Goldman wanted to turn the place into condos. In early 2005, he spent 900 G’s on 1316 Chestnut, the single story retail box next door, presumably to make room for the addition. He commissioned two architecture firms, Brett Webber Architects and Erdy-McHenry Architecture, to create separate plans for the building, both of which called for building onto the historic party wall, Cunningham’s best feature. E-M’s plan, featured in last year’s Gray Area preservation initiative, was born from what they called a “host-parasite” typology. Their addition, which would have preserved but also visually obliterated much of the party wall, would have reengaged the original core of the now obsolete office building, also strengthening it to withstand seismic activity.

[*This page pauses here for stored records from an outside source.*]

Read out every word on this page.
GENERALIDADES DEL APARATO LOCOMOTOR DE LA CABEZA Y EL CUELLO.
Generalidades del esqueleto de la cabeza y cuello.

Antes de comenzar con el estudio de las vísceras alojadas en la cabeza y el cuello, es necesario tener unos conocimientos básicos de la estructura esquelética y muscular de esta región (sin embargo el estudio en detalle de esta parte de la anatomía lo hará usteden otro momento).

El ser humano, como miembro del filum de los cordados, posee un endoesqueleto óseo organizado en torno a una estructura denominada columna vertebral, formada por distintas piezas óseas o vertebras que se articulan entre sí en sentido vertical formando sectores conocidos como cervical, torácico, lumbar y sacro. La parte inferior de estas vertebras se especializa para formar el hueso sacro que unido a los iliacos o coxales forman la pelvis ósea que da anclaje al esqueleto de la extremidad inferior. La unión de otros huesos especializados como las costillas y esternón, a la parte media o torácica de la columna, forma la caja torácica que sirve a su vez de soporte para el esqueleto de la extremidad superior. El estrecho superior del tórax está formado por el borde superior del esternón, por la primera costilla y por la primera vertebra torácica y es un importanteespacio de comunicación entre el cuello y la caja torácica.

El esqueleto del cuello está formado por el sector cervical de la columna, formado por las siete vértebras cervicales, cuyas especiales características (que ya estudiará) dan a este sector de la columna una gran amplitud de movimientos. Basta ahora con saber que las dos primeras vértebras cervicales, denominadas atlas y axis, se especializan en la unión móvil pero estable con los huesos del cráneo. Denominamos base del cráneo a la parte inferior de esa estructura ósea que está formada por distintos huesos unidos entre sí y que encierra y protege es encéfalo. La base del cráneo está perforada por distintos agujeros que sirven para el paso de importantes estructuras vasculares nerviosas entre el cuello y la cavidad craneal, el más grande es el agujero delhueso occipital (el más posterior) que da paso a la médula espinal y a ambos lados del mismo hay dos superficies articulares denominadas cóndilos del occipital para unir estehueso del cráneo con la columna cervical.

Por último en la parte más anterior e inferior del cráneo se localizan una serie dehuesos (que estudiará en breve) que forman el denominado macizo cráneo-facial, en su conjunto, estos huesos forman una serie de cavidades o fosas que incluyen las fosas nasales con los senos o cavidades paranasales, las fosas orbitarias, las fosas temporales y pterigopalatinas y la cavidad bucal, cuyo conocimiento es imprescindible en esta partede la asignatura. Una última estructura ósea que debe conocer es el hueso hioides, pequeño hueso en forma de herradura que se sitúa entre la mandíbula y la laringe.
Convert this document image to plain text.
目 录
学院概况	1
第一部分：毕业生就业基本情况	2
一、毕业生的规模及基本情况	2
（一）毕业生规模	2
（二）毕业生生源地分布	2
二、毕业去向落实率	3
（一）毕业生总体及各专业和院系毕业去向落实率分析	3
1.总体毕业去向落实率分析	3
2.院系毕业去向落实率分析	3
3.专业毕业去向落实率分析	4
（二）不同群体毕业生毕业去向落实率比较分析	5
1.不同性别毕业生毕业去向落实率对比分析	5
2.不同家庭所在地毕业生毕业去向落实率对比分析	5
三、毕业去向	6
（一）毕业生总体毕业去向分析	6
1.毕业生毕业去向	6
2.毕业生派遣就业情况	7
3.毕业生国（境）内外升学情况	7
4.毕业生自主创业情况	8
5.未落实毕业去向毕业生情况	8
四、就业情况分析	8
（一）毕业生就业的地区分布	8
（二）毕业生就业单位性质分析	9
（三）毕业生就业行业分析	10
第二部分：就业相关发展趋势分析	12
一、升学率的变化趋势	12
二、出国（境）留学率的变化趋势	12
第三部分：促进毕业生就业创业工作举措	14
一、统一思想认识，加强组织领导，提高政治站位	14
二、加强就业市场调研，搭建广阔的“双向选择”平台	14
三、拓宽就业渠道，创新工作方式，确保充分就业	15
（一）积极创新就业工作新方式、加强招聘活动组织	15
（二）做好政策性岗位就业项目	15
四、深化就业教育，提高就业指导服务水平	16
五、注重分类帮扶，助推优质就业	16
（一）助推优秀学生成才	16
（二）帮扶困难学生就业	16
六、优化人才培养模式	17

But on June 15th, 2007, at the very peak of the boom, in an event that perhaps no one predicted, Goldman sold the tower and retail box to the Church of Scientology for a cool 7.8 mil. The good ol’ Cunningham Building would now set another world record…it would be the tallest building in the Church of Scientology. This event made headlines, pushing the tower into a limelight it had not had since it opened. Some people balked at the idea of the structure having this kind of use, but at least SOMEONE was seeing the value of A. J. Sauer’s masterwork.
Five years since the sale, despite plans, no alterations have been completed. Proposed alterations of the building, though extensive, still keep the original exterior relatively intact. One rendering even has a vertical sign on the side saying “SCIENTOLOGY”, hearkening back to the old timey party wall signs.
Hopefully, they’ll get the renovations going some time soon–and I mean very soon. The Cunningham Building has been disrespected enough by neglect. It deserves to be put back in use. Eleven years of sitting empty is never good for a building. I don’t care who will be the one to do it… just get it done already.